Hiris was released by Hermès in 1999. The name refers to the iris flower, but also to the goddess Iris, who like Hermes was celebrated in Greek mythology as a messenger of the gods. The fragrance was created by nose Olivia Giacobetti, who used iris in the top, heart, and base notes, along with neroli, carrots, coriander, hay, rose, ambrette seeds, almond wood, cedar, honey, and vanilla.
The opening notes are simply stunning: crisp, dry and peppery iris, with lots of dirt-caked roots and greenery. I did not recognize the carrot note until I smelled L’Artisan Fleur de Carotte, and so learned what a carrot translated into perfumery smells like. Yes, there is carrot in Hiris too, although only for a brief while. As it dries down, the high pitched, almost metallic hum of the top notes calms, and the hay and wood notes intensify, along with a tiny whisper of rose.

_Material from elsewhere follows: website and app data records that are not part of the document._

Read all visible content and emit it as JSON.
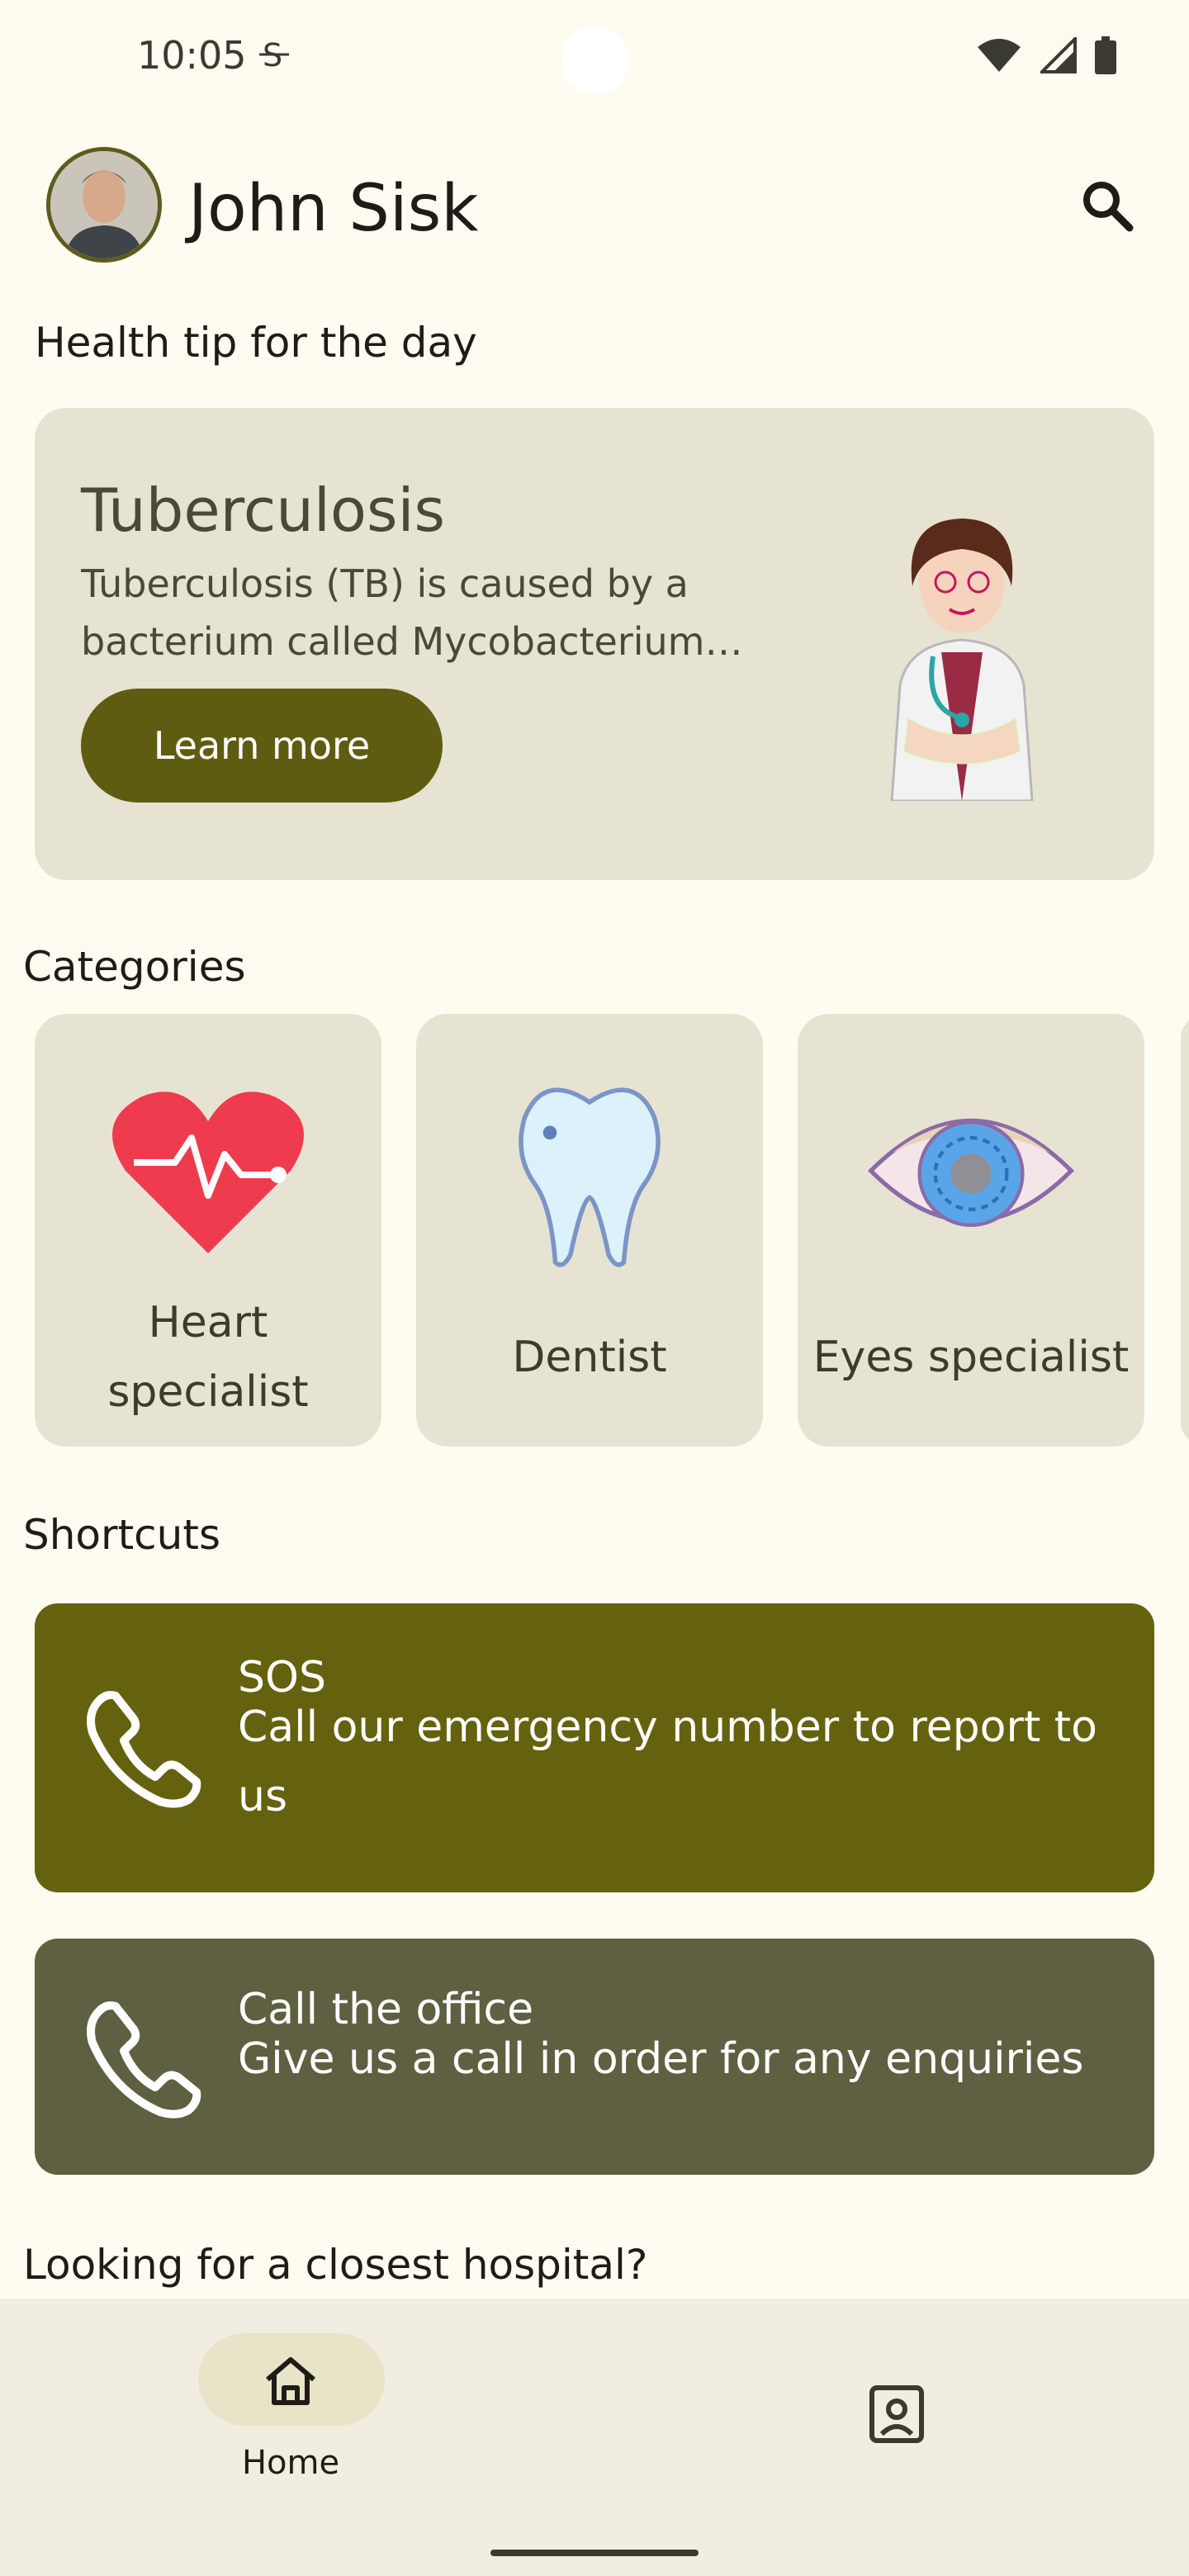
{
  "status_bar": {
    "time": "10:05",
    "sync_icon": "sync-s-icon",
    "wifi_icon": "wifi-icon",
    "signal_icon": "signal-icon",
    "battery_icon": "battery-icon"
  },
  "header": {
    "user_name": "John Sisk",
    "avatar_icon": "user-avatar",
    "search_icon": "search-icon"
  },
  "health_tip": {
    "section_title": "Health tip for the day",
    "title": "Tuberculosis",
    "description": "Tuberculosis (TB) is caused by a bacterium called Mycobacterium tuberculosis",
    "button_label": "Learn more",
    "illustration": "doctor-illustration"
  },
  "categories": {
    "section_title": "Categories",
    "items": [
      {
        "label": "Heart specialist",
        "icon": "heart-icon"
      },
      {
        "label": "Dentist",
        "icon": "tooth-icon"
      },
      {
        "label": "Eyes specialist",
        "icon": "eye-icon"
      }
    ]
  },
  "shortcuts": {
    "section_title": "Shortcuts",
    "items": [
      {
        "title": "SOS",
        "description": "Call our emergency number to report to us",
        "icon": "phone-icon",
        "color": "#64620E"
      },
      {
        "title": "Call the office",
        "description": "Give us a call in order for any enquiries",
        "icon": "phone-icon",
        "color": "#5F5F41"
      }
    ]
  },
  "hospital_section": {
    "title": "Looking for a closest hospital?"
  },
  "bottom_nav": {
    "items": [
      {
        "label": "Home",
        "icon": "home-icon",
        "selected": true
      },
      {
        "label": "",
        "icon": "contact-icon",
        "selected": false
      }
    ]
  },
  "colors": {
    "background": "#FEFBF1",
    "card": "#E6E3D2",
    "primary": "#5E5C10",
    "secondary": "#5F5F41"
  }
}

Like many Giacobetti fragrances, it feels light and tranparent, like cool air is floating over the heavier, warmer notes of dirt, roots, and bark. Giacobetti’s genius lies in the fact that she always seems to accomplish this without using a big ozonic note: her perfumes never smell like air freshener. The far dry down retains some of the earthiness, but is softer, more delicate, with restrained sweet notes. There is just the right amount of powder to lend a velvety, elegant finish.
It is an Eau de Toilette, and while the lasting power is good, it is not fabulous. I would love to see an Eau de Parfum version, but I doubt Hiris is part of the long term expansion strategy at Hermès. It is widely available at the online perfume discounters; perfumebay has a 100 ml unboxed tester for $35.90.